Михеев выглянул в коридор. Недалеко от дверей, пристроившись на краешке дивана, сидел худощавый, костистый и очень сутулый человек с плоской соломенной шляпой в руках и с потертым кожаным чемоданчиком у ног.
— Товарищ Блиновских?
— Я буду, — встрепенулся тот и поспешил, чуть заметно прихрамывая, к стоявшему в дверях Михееву.
Он был, конечно, моложе Колташева, но морщинистее и желтее лицом. Зато франтоватее, что ли. Колташев — в обычной ситцевой косоворотке под серой рабочей курткой, в сатиновых, заправленных в носки штанах. А Блиновских — в бывшей некогда добротной пиджачной паре, в штиблетах с резинкой на боку и при галстуке — старомодном самовязе с булавкой. Его крупные рабочие руки с задубелыми коричневыми подушечками пальцев как-то не вязались с нарядом мелкого чиновника дореволюционной поры.
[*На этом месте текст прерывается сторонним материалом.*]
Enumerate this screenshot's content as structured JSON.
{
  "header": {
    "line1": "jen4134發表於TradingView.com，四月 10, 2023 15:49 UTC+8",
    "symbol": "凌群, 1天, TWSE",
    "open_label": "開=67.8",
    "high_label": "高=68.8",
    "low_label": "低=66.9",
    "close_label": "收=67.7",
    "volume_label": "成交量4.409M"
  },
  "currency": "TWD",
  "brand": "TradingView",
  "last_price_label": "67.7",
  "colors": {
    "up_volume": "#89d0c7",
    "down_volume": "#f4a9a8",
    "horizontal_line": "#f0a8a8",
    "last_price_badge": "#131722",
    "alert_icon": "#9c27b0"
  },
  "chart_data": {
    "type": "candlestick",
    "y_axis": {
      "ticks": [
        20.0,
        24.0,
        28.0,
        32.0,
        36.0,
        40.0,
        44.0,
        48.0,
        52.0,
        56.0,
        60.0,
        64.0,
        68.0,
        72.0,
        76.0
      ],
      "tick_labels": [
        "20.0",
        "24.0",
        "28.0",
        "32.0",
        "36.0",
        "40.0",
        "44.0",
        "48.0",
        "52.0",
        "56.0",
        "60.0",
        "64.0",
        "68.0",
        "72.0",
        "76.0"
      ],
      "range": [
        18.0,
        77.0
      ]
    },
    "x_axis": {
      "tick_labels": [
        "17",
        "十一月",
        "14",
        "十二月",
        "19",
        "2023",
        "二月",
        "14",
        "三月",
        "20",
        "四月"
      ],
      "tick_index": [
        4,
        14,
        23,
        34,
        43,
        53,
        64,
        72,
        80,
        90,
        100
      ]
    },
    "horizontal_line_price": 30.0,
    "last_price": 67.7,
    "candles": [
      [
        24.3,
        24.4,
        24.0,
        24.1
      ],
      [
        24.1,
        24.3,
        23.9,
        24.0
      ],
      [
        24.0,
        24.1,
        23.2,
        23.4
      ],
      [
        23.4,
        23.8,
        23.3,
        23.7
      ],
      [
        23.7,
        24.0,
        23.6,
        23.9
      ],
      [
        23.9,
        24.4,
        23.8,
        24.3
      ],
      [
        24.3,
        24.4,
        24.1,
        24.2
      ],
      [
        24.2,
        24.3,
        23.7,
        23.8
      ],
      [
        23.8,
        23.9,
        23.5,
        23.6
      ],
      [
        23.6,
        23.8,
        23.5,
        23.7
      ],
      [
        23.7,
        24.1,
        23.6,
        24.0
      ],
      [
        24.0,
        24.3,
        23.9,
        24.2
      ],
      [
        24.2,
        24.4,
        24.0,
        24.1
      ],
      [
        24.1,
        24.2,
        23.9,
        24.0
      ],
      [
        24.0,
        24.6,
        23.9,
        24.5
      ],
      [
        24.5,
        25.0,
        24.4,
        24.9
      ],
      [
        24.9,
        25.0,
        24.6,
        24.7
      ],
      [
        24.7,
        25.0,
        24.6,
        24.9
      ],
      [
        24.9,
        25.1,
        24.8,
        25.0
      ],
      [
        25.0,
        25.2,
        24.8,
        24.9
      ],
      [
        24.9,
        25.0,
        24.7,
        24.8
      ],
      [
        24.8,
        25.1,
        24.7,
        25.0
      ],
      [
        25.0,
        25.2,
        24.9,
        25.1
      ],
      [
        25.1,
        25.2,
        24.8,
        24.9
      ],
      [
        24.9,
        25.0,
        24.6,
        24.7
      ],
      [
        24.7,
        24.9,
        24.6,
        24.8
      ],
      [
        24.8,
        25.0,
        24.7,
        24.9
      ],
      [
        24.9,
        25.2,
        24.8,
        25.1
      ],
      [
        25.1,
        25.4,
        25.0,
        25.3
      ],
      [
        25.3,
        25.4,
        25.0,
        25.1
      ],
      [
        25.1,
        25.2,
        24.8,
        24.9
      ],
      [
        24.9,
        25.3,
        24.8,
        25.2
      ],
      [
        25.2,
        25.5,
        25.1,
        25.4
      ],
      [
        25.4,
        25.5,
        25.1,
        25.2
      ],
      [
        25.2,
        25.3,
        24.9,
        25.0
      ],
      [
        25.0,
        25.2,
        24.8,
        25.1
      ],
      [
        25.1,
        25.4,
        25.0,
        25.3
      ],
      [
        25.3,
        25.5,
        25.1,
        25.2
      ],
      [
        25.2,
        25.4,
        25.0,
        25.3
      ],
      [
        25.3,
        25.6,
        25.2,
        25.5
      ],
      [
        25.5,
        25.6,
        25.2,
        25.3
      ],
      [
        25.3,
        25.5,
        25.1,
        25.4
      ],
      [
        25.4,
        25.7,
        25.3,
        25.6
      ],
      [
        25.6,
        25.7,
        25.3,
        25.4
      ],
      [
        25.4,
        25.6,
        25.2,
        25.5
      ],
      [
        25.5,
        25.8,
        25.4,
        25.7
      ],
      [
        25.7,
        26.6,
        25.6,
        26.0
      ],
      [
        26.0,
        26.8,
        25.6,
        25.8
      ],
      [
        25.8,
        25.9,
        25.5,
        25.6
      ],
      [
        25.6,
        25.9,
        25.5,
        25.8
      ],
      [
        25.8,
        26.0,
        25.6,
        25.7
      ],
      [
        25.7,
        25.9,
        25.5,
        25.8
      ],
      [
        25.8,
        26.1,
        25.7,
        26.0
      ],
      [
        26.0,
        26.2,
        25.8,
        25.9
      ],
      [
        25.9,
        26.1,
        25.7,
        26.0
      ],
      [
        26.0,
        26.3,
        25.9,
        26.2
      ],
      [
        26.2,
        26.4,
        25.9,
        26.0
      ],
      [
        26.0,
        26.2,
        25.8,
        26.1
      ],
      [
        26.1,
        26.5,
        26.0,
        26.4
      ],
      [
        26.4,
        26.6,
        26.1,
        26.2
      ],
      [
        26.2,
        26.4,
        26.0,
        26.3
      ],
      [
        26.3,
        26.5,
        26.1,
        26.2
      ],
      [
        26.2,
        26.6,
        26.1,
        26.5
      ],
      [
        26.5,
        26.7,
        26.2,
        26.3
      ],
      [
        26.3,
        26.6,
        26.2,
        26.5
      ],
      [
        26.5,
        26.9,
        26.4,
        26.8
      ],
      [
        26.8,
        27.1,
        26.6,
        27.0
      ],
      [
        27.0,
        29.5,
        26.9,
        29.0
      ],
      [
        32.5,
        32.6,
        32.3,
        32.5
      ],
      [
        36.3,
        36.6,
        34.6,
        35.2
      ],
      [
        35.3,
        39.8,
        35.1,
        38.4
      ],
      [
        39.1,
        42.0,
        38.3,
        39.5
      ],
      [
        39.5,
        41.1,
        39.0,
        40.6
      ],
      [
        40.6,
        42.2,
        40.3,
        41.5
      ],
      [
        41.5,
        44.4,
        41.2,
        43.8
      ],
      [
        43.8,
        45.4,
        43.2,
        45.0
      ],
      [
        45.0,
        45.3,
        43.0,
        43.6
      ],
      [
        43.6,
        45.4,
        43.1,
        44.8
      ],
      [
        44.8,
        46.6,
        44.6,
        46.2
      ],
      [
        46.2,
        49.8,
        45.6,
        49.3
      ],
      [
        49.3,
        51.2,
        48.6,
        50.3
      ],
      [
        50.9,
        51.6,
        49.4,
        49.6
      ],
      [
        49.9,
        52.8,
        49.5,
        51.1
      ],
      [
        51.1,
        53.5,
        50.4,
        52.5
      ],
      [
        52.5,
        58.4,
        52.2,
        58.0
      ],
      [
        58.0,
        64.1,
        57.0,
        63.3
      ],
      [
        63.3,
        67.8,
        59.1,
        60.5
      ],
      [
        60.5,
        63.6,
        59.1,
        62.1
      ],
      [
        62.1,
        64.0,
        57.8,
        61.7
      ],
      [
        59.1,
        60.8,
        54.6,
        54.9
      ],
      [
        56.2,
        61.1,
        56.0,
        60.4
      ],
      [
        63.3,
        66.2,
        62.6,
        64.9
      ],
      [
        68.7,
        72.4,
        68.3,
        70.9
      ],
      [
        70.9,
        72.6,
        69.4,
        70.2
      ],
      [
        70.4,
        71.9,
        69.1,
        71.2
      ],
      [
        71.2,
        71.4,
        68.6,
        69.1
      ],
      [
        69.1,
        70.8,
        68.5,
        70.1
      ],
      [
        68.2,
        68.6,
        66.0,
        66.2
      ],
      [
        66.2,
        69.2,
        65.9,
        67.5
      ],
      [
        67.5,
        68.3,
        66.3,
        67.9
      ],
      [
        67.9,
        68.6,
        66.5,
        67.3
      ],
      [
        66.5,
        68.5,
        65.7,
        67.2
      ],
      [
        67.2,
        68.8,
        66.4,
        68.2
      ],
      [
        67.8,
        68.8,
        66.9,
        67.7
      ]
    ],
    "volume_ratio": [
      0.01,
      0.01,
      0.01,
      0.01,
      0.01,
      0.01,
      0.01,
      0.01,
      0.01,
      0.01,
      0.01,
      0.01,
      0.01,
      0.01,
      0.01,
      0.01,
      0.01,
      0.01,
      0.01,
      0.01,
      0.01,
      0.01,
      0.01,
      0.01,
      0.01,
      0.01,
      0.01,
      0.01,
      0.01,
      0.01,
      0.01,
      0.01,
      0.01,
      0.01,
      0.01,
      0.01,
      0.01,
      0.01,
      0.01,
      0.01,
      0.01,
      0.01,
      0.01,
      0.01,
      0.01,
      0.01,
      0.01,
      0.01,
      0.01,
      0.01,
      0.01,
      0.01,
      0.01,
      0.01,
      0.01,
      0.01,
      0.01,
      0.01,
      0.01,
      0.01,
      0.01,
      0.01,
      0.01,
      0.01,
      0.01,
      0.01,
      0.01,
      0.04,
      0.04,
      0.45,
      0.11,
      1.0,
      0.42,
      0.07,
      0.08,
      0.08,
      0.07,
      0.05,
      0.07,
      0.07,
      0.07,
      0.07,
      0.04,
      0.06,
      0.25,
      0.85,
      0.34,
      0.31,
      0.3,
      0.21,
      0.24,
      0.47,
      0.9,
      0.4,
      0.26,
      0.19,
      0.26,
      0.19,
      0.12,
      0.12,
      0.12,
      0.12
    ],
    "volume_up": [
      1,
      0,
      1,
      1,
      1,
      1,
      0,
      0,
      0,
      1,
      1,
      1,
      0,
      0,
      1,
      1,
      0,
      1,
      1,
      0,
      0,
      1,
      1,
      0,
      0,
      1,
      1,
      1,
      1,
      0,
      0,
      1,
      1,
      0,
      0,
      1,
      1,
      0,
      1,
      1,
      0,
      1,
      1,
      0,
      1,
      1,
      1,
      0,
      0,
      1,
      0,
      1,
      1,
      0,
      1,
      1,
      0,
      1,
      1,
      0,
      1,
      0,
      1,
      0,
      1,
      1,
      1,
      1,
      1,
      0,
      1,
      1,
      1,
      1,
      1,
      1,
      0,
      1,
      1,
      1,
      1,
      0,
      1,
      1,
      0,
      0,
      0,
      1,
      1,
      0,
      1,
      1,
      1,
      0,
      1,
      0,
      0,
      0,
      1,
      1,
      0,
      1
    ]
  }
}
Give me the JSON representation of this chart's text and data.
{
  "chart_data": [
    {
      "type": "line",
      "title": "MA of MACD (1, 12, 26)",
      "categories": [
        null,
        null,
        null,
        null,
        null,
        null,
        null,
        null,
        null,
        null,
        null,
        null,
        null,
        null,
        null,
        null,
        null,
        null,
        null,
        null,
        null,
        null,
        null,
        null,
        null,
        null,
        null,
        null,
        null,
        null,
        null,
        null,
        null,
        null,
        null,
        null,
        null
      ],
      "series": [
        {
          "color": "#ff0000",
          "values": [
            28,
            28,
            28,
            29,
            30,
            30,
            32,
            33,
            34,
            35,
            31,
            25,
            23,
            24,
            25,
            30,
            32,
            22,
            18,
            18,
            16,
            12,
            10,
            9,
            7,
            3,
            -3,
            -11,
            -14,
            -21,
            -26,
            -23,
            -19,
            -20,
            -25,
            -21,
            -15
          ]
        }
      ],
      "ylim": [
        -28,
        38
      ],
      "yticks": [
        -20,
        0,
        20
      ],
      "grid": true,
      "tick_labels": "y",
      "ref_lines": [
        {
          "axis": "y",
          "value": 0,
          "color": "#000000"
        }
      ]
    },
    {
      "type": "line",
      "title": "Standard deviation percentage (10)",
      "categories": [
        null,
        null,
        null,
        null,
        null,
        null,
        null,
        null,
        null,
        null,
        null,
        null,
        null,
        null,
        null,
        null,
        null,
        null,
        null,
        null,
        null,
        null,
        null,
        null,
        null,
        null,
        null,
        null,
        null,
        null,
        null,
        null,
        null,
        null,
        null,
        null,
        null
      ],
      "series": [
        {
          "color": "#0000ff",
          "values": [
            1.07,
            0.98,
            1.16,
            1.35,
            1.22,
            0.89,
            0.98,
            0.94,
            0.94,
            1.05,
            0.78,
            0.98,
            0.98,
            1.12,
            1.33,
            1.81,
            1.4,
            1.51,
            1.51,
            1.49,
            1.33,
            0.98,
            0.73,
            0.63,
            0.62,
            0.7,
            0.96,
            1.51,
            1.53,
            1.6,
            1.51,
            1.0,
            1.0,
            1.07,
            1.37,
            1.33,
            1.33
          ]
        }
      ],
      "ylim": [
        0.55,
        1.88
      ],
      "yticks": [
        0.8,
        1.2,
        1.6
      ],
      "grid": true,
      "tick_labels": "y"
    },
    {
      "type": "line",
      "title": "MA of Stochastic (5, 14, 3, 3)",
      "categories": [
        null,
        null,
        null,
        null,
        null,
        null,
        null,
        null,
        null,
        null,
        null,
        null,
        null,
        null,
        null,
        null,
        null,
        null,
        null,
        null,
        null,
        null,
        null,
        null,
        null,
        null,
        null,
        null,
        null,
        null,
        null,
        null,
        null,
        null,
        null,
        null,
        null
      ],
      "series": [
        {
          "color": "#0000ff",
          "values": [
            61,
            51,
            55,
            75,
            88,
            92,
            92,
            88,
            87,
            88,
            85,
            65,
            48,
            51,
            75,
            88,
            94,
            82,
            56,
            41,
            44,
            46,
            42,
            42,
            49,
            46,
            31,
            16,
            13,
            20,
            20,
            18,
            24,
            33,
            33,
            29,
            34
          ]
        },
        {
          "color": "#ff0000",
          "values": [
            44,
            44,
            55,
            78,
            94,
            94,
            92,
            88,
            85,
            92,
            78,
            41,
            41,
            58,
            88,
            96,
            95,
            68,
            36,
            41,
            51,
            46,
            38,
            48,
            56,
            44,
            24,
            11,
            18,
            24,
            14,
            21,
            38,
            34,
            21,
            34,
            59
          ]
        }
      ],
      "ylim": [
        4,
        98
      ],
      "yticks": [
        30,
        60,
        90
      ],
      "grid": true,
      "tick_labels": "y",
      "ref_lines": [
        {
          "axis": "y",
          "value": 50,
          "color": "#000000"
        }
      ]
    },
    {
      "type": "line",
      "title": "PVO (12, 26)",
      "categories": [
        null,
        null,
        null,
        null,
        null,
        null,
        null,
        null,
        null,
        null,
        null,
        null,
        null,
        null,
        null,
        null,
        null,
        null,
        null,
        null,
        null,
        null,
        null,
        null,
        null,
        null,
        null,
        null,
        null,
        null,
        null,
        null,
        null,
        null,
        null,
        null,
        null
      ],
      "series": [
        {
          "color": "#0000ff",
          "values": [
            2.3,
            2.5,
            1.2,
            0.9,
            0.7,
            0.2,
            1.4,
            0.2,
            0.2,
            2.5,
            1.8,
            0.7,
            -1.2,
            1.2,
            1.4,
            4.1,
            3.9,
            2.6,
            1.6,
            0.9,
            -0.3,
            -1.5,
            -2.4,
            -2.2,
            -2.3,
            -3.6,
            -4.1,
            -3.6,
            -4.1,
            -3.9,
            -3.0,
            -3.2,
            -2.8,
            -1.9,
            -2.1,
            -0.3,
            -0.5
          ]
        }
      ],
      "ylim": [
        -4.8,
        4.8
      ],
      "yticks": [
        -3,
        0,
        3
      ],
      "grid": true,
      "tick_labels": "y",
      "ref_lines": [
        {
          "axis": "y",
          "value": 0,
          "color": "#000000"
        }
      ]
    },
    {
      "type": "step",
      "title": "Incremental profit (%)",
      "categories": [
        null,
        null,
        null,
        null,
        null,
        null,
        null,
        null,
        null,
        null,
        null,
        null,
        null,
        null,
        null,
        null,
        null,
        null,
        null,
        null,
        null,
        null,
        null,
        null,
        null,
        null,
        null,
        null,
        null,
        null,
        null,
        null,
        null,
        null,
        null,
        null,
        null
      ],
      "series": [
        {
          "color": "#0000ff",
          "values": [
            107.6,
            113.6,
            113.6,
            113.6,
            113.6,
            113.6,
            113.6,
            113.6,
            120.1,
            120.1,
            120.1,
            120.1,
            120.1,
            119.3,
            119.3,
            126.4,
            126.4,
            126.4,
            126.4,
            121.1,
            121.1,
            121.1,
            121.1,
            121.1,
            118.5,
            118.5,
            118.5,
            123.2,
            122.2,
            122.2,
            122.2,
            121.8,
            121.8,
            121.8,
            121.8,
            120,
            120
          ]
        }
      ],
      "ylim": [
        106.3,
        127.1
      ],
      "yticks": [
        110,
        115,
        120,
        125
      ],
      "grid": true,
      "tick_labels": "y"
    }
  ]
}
Но не такими уж простачками, как казалось, были на самом деле деды. Колташев считался признанным авторитетом в минералогии. Долгая жизнь, целиком отданная уральскому камню, поискам самоцветов, сделала его знаменитым на весь край горщиком, выдающимся знатоком своего дела. С ним советовались академики Кокшаров, Вернадский, Ферсман, считали честью учиться у него профессора Крыжановский и Федоровский, его не раз приглашали на консультацию в Академию наук, и под протоколами ее ученых заседаний, рядом с подписями знаменитых ученых, можно видеть и его «приложение руки» — три жирных креста: горщик до старости оставался неграмотным.
Его друга, Петра Акимовича Блиновских, знали как «мастера— золотые руки». Талантливейший гранильщик, умевший глубоко проникнуть в душу камня, он на примитивном ручном станочке создавал такие шедевры ювелирного искусства, что слава о них шла в свое время по всей Европе. За «акимычевой гранью» охотились перекупщики и ювелиры, зная, что, дав за нее любую цену, не прогадают. Сам «поставщик двора его императорского величества» всемирно известный ювелир-художник Фаберже посылал на Урал тайных гонцов за поделками Петра Акимовича и не раз пытался сманить его к себе в мастерскую.
Вот с такими экспертами и предстояло поработать Михееву, чтобы описать и оценить найденный им, наконец, богатейший клад.
Деды выслушали Михеева внимательно, но спокойно, словно речь шла о рядовом, будничном деле. Так же спокойно, словно бы даже равнодушно, оглядели выставленные на стол коробки с драгоценностями. Лишь когда Михеев вывалил на стол сверкающий клубок золота и самоцветов, он уловил в глазах стариков огонек удивления и восхищения: они-то понимали толк в этом.